Dynamic table woes

I’m busy with part 2 of my Prolog databases tutorial, redoing the Social-Network problems from the Stanford SQL MooC in Prolog.

It’s all gone well until the final problem which involves adding entries to a relation I needed to declare as a table to avoid cycle hangs.

My problem goes as follows:

For all cases where A is friends with B, and B is friends with C, add a new friendship for the pair A and C. Do not add duplicate friendships, friendships that already exist, or friendships with oneself.

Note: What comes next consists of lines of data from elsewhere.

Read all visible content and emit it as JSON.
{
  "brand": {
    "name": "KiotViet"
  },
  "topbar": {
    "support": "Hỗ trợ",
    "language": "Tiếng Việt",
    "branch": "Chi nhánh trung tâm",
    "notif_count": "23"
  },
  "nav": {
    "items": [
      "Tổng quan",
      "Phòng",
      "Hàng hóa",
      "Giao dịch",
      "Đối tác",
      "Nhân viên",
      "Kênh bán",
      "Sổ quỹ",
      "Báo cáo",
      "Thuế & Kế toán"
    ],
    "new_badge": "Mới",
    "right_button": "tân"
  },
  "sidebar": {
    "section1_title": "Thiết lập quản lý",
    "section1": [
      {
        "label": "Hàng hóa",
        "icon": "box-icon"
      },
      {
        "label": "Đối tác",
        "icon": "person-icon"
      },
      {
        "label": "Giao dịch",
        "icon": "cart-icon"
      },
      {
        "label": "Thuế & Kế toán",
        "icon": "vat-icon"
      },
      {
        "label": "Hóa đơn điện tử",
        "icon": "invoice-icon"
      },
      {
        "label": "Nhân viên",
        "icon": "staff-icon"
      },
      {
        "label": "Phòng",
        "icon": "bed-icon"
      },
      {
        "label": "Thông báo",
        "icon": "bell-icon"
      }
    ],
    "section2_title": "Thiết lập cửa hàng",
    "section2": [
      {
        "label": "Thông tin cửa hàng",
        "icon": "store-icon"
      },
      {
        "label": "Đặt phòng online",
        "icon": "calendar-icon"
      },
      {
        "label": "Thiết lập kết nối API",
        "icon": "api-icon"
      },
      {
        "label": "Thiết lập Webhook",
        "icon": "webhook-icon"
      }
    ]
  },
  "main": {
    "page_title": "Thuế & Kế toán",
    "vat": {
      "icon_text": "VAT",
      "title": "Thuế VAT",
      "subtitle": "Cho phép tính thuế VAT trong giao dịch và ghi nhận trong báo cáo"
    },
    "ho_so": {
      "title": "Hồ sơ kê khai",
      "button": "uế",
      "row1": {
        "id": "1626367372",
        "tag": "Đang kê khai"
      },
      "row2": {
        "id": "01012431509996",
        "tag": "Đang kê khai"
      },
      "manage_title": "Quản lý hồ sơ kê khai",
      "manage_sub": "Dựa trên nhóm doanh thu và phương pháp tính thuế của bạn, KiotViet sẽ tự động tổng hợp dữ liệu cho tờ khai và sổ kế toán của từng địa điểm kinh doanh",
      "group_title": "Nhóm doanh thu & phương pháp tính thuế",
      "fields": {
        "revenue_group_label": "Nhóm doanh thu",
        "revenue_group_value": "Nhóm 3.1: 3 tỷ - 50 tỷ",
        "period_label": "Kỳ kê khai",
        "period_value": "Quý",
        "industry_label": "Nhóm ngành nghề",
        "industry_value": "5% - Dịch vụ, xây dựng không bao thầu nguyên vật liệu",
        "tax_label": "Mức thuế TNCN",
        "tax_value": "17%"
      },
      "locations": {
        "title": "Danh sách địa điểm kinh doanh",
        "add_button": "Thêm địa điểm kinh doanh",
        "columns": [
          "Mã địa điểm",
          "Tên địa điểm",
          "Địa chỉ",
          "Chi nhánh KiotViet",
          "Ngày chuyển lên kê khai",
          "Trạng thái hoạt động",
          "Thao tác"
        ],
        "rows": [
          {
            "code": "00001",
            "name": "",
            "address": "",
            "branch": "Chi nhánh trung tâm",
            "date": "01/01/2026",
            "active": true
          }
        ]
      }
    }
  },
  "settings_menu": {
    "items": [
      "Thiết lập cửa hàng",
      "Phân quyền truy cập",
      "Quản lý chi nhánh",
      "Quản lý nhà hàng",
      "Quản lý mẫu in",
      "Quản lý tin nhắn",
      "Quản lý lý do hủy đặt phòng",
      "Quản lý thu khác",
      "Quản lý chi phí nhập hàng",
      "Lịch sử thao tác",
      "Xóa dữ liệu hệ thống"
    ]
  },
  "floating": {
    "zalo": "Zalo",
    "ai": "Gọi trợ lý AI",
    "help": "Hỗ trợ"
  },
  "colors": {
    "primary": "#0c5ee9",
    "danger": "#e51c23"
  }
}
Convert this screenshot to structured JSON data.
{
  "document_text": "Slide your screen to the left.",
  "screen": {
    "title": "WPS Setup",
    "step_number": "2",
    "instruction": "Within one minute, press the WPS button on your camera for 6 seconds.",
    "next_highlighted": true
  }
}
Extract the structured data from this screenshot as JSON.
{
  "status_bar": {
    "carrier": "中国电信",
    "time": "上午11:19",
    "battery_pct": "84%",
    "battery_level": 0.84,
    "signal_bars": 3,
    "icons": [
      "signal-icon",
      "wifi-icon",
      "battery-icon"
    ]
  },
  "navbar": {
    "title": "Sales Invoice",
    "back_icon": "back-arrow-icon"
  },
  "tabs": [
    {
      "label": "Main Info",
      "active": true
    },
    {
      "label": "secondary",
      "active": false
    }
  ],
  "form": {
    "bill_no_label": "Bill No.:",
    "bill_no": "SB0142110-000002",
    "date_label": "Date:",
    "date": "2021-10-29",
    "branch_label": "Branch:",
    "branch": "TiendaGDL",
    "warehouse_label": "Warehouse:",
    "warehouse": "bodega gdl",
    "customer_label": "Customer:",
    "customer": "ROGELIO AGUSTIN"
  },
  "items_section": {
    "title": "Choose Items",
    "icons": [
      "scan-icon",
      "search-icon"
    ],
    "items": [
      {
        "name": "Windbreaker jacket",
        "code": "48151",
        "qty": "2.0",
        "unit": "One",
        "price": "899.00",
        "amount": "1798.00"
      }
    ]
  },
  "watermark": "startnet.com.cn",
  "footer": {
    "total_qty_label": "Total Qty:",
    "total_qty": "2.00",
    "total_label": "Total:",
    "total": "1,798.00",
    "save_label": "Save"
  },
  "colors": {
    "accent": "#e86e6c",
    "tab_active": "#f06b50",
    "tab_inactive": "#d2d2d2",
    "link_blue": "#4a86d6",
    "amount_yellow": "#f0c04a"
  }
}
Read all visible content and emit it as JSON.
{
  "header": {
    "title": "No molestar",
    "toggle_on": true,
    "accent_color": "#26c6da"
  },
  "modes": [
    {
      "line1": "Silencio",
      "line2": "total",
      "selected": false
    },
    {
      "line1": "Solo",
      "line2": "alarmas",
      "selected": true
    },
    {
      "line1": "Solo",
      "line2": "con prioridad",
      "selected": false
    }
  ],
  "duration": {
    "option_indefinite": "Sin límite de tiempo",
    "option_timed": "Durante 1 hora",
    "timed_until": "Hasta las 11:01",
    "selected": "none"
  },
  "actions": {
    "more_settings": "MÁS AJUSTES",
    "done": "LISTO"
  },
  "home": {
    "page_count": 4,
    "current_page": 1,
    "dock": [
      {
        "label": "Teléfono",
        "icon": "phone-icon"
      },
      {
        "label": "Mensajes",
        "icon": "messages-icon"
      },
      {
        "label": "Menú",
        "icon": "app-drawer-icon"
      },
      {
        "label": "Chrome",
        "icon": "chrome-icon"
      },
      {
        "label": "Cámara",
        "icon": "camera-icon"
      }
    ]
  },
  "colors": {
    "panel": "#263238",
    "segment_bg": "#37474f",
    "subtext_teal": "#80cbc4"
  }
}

My solution looks like so:

findall(friend(A, C),
            (    friend(A, B), friend(B, C),
                 \+friend(A, C), A \== C
            ), L),
forall(member(friend(ID1, ID2), L),
    assertz(friend(ID1, ID2))).

Nothing gets changed in the friend/2 table by running the above. I’m stuck on whether this is due to with faulty logic in my code, or if this is due to the friend/2 relation being tabled.

I added this to the top of the data declarations, but it doesn’t seem to have a difference.

:- table friend/2 as dynamic.

Wel, you either want to table friend/2 or you want to compute your own transitive closure using more or less what you are trying. Tabling a fact is not impossible, but useless and just looses memory and makes your program slower. If you compute your own closure you do not need a findall/3, just assert inside your generate and test loop. You do need to continue doing so until nothing is changed. One way to check that is to check the last_modified_generation(Gen) property. If didn’t change during an iteration you are done.

As is, you do need a helper predicate for the tabled version. This is probably the most elegant in current SWI-Prolog (requires the development version):

:- dynamic friend/2 as monotonic.
:- table friended/2 as monotonic.

friended(A,C) :-
    friended(A,B),
    friended(B,C).
friended(A,B) :-
    friend(A,B).

Now you can assert and retract friend/2 facts and enjoy the transitive closure in friended/2. Asserts only compute the new consequences incrementally. A retract recomputes the closure from scratch.

Why does the exercise, Stanford SQL MooC, require no self friends?

What this means is that if we want “friends of friends”, you inevitably will be a friend of your friend: mathematically friend(A, B), friend(B, C) will always include C = A unless it’s filtered out.

Do you mind to share an example of generating self friended friend/2 ground base ?
Cannot find it by myself, given Jan W. definition…

Ok, thanks. I was trying with a ground friend/2…

Now I wander how to debug the following non terminating (half baked) snippet.

:- module(friended,
          [friended/2
          ,friend/2
          ]).

friend(1510, 1381).
friend(1510, 1689).
friend(1689, 1709).
friend(1381, 1247).
friend(1709, 1247).
friend(1689, 1782).
friend(1782, 1468).
friend(1782, 1316).
friend(1782, 1304).
friend(1468, 1101).
friend(1468, 1641).
friend(1101, 1641).
friend(1247, 1911).
friend(1247, 1501).
friend(1911, 1501).
friend(1501, 1934).
friend(1316, 1934).
friend(1934, 1304).
friend(1304, 1661).
friend(1661, 1025).
friend(A, B) :- A\==B, friend(B, A).

:- table friended/2 as monotonic.

friended(A,C) :-
    friended(A,B),
    friended(B,C).
friended(A,B) :-
    friend(A,B).

?- friended(X,Y). doesn’t complete, I understand the clause

friend(A, B) :- A\==B, friend(B, A).

could be the culprit, then maybe (==)/2 should be warned (at runtime) as invalid ?

I guess it is the negation that breaks it.

The idea of separating the friend/2 facts from the friended/2 rules is to properly deal with a dynamic friend/2 database. If the data is not dynamic, you can simply define friend/2 with both the facts and the rules and table it. If you separate the rules from the facts, move all rules to the friended/2 layer. As is you hav an infinite recursion in a non-tabled predicate.

Many thanks for the prompt answer as always @jan.

I got it to work like this

:-  dynamic friended/2.

friended(ID1, ID2) :- friend(ID1, ID2).

friended(ID1, ID3) :-
    friend(ID1, ID2), friend(ID2, ID3),
    \+friend(ID1, ID3), ID1 \== ID3.